Infectious Disease Online
Role of Human Papillomavirus in Cervical Cancer
Human papilloma virus (HPV) infection is the major etiological
factor in uterine cervical carcinogenesis.
Epidemiological evidence indicates that the majority of cervical neoplasia is due to HPV infections.
Many HPV infections regress and not all non-invasive cervical lesions progress to the full malignant phenotype, suggesting that other co-factors may be required for full neoplastic transformation.
Papillomaviruses are small DNA viruses comprising viral capsid proteins L1 and L2) enclosing a circular double stranded DNA genome.

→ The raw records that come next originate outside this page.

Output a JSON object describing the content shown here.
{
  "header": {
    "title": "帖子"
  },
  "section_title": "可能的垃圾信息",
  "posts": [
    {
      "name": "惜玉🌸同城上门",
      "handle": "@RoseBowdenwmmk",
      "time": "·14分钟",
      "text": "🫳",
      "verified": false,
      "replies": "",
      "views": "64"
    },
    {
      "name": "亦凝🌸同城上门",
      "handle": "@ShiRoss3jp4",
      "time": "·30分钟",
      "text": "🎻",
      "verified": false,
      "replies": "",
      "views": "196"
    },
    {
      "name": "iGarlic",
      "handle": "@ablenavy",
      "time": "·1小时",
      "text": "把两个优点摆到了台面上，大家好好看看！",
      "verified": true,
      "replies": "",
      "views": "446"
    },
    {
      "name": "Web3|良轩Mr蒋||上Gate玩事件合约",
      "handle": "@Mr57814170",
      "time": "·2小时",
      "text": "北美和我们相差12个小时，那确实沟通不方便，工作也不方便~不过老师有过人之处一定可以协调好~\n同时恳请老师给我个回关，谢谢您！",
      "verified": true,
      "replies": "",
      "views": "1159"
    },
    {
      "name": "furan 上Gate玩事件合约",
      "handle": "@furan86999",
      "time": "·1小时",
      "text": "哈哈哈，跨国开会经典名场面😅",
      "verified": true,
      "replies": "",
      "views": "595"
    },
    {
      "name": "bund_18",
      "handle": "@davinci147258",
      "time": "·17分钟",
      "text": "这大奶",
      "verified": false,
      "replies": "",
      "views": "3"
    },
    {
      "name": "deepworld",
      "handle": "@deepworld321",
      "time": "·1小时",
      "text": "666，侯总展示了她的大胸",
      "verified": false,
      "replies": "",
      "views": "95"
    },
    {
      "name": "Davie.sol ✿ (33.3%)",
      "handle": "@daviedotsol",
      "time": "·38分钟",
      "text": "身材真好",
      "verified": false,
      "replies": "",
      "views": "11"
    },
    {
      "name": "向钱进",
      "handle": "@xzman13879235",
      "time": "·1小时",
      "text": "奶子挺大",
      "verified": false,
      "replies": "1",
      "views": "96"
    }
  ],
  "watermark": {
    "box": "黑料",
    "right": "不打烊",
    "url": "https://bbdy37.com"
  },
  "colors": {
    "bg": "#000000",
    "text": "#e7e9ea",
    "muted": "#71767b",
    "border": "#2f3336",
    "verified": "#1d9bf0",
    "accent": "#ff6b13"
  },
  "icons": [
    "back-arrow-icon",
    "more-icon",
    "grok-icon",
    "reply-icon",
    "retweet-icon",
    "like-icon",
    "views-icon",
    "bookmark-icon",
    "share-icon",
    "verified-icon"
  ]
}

Low risk Human papilloma virus :
Low risk HPV types (HPV 6, 11, 40, 42, 43, 44) are usually associated with benign exophytic genital warts.
They are also associated with a minority of low grade cervical lesions (‘flat’ condylomas and CIN 1) but are only rarely found in high grade lesions (CIN 2 and 3) and invasive carcinomas.
High risk Human papilloma virus :
By contrast, high risk HPV types are found in the majority of ‘flat’ condylomas, in all grades of CIN and in all grades of CIN and in invasive carcinoma, HPV 16 being the most commonly found HPV type in squamous carcinomas, while HPV 18 is often associated with adenocarcinoma.
The concept of high and low risk HPV is supported by many epidemiological case controlled studies.
These have collectively shown a consistent association between high risk HPV and cervical cancer, and have also led to the distinction between high risk HPVs (HPV 16, 18, 45, 56) and intermediate risk HPVs (HPV 31, 33, 35, 39, 51, 52, 58), based on the relative risk association of these viral types across the spectrum of cervical neoplasia.
Permissive HPV infection occurs when viral infection leads to completion of the vegetative viral replication cycle with production of intact, infectious viral particles.
This process is closely linked to keratinocyte differentiation, with late gene expression and hence capsid protein production occurring in association with terminal differentiation in superficial squamous cells.
If viral replication and production of intact viral particles does not occur, viral DNA may persist as either an extra-chromosomal element or by integration into host DNA.
The later often causes disruption of the of the viral E2 or E1 gene (s) in a manner that results in loss of function of these genes.
This form of infection may be seen also in glandular epithelial cells where vegetative viral production does not proceed as squamous differentiation.
Indeed, there is increasing evidence that glandular neoplasia of the cervix is also Human papilloma virus associated, particularly when it occurs in conjunction with squamous neoplasia.
Recent evidence suggests that viral genes, particularly E2, E6 and E7 are also capable of altering mitotic control, leading to DNA re-replication without intervening mitosis: this is likely to predispose to the development of gross genetic changes involving whole chromosomes (chromosomal instability) and is consistent with the observation that chromosomal aneusomy is common in cervical carcinomas.
There is evidence that a variety of co-factors, including the effects of cigarette smoking, other infectious agents, hormones, immune status, cytokines and growth factors interact with Human papilloma virus infection in cervical carcinogenesis.
When analysed using sensitive, broad-spectrum Human papilloma virus detection methods, the vast majority of cervical carcinomas contain Human papilloma virus sequences.
Whether truly Human papilloma virus negative carcinomas exist is currently a matter of debate as there are several reasons why tumours may falsely appear Human papilloma virus negative.
Conversely, the epidemiological finding that patients with Human papilloma virus negative CIN have a different spectrum of risk factors suggests that at least intra-epithelial disease may arise in the absence of Human papilloma virus infection.
It has become clear that most cervical neoplasia, whether intraepithelial or invasive, is due to Human papilloma virus infection.